Not all "deterministic" operations benefit equally. Simple string comparisons or small object transforms are fast enough in JS that the overhead of crossing the native boundary might negate the speedup. The wins are biggest for operations that involve real computation: cryptography, tree traversal, schema evaluation.

The ecosystem is young. Node.js has 15 years of battle-tested middleware. zigttp's virtual modules are new. Edge cases that the jsonwebtoken npm package handles correctly might not be covered yet.

These are real tradeoffs. For high-throughput API gateways where microseconds matter, the performance gains justify the constraints. For a CRUD app handling 100 requests per minute, you're better off with the ecosystem maturity of Node.js or Deno.

Next Steps

If you want to dig deeper:

zigttp:auth also exports jwtSign for token creation - useful if you're building an auth service rather than just consuming tokens.

zigttp:validate supports coerceJson for type coercion (query params as numbers, for instance) and schemaDrop to free compiled schemas if you're doing dynamic schema loading.

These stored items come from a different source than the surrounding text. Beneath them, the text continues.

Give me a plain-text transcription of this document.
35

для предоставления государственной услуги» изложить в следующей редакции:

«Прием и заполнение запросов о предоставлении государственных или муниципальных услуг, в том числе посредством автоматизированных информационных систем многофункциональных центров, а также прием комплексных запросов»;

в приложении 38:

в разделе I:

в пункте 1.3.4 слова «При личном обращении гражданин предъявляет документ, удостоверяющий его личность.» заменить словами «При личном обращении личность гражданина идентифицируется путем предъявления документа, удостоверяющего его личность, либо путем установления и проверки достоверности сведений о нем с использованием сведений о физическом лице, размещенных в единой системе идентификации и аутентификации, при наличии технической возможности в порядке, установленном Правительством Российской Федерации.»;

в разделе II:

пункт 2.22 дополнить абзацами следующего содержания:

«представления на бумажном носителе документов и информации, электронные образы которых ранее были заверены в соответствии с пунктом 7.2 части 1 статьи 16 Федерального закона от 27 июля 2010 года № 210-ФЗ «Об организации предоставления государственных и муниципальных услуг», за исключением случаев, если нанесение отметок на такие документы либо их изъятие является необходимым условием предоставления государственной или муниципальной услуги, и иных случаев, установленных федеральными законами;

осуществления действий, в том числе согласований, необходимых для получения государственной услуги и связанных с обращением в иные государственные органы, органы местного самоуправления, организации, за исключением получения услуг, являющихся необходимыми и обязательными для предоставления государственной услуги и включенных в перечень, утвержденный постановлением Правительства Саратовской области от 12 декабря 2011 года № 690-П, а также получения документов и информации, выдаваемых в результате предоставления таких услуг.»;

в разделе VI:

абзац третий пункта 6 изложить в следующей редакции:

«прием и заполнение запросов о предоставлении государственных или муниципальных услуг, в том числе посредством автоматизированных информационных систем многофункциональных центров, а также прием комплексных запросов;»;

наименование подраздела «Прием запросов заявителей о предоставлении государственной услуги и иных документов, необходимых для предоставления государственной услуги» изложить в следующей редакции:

zigttp:cache exposes cacheStats for monitoring hit rates and eviction counts - essential for tuning your LRU size in production.

zigttp:authz supports policy hot-reloading via policyUpdate - you can push new role definitions without restarting the server.

The pattern extends to anything that fits the profile: deterministic, performance-sensitive, stable interface. The zigttp: namespace is the boundary between "interpret this" and "just execute it." Every operation on one side of that line is cycles you're not wasting on interpretation.


The zigttp source code is on GitHub. The virtual modules are part of the runtime - clone, build, and the zigttp: imports work immediately.